Too many times we can fall into the trap of thinking that the general crisis that the Church is also going through is just bad news. Some choices, some decisions, some new styles have also brought disarray, din, to the Church, but this thing instead of being proof that we are going astray is instead the testimony that we are entering a new time of Pentecost.

The columnist used Pope Francis’ homily to contrast the “harmony” of the Holy Spirit with “discipline and tranquility” and the “synchronicity of a barracks parade,” in language that echoed Pope Francis’ regular attacks on “rigid” Catholics.

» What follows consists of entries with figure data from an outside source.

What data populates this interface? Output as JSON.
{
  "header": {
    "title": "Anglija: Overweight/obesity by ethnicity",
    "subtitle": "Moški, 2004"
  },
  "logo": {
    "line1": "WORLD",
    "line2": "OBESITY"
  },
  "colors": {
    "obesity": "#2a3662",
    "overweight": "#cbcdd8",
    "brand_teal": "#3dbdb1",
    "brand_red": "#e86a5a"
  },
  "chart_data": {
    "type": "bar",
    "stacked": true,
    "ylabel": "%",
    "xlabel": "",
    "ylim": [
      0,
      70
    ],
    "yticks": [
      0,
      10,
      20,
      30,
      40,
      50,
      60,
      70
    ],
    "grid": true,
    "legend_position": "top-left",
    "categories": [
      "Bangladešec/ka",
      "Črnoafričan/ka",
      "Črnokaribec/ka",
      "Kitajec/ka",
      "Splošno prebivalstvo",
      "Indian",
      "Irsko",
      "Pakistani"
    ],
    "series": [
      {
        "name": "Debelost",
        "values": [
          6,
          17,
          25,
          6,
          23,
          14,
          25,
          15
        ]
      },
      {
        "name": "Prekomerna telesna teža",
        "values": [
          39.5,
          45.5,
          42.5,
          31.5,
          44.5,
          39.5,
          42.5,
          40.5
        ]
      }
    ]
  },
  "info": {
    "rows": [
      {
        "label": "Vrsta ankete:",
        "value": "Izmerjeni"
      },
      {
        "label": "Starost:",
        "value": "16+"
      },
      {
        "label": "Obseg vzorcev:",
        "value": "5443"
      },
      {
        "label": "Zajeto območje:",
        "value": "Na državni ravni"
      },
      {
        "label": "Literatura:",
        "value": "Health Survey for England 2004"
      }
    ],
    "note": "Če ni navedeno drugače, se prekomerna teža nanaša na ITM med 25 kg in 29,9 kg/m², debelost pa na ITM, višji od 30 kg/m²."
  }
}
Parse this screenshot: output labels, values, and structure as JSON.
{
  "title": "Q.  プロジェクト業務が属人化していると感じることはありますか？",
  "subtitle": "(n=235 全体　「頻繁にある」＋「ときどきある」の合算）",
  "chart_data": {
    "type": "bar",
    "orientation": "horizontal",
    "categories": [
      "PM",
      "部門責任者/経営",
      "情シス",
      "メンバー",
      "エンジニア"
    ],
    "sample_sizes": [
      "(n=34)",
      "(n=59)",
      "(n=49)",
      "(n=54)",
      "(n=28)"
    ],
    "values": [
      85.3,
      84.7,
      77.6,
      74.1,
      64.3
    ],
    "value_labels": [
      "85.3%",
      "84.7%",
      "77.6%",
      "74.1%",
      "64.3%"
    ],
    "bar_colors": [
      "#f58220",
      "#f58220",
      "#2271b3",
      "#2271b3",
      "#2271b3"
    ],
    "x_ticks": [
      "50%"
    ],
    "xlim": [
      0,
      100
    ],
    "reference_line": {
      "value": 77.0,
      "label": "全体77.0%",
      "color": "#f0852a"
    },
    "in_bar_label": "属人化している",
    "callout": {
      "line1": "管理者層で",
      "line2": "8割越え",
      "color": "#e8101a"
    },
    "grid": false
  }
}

Epicoco wrote:

Certain situations, in fact, force us to look at ourselves with more truth and to divide ourselves, in the sense of “distinguishing ourselves,” that is, to discover what is truly ours, what pertains to a specific charism. Only in this way can the Spirit give us a harmony that is newness and not mere recovery of discipline and tranquility. We must ask the Church for the power of Pentecost, not the synchronicity of a barracks parade.

Teaching from Pope Francis’ predecessor contradicts statement about ‘division’

While the Pope was clearly referring to the miracle of Pentecost by which the Apostles spoke before the crowds in Jerusalem in all the various languages of those present, it was not the Holy Spirit that created the “division of languages,” as Francis suggested. (Acts 2: 3-12) As Scripture recounts, the division of languages among the crowd was already present and the gift of the Holy Spirit enabled the Apostles to speak in the diverse languages.

Pope Francis’ promotion of the Holy Spirit as the “author of division” also places him in contradiction to teachings of his predecessor, Pope Benedict XVI. In his 2012 homily for the feast of Pentecost, Benedict XVI stated “at Pentecost, where there had been division and alienation, unity and understanding were born.”

Indeed, Pope Francis’ recent homily contradicted his address at the Regina Caeli for Pentecost last year, when the Pope described the Holy Spirit as “harmony, it is unity, it unites differences.”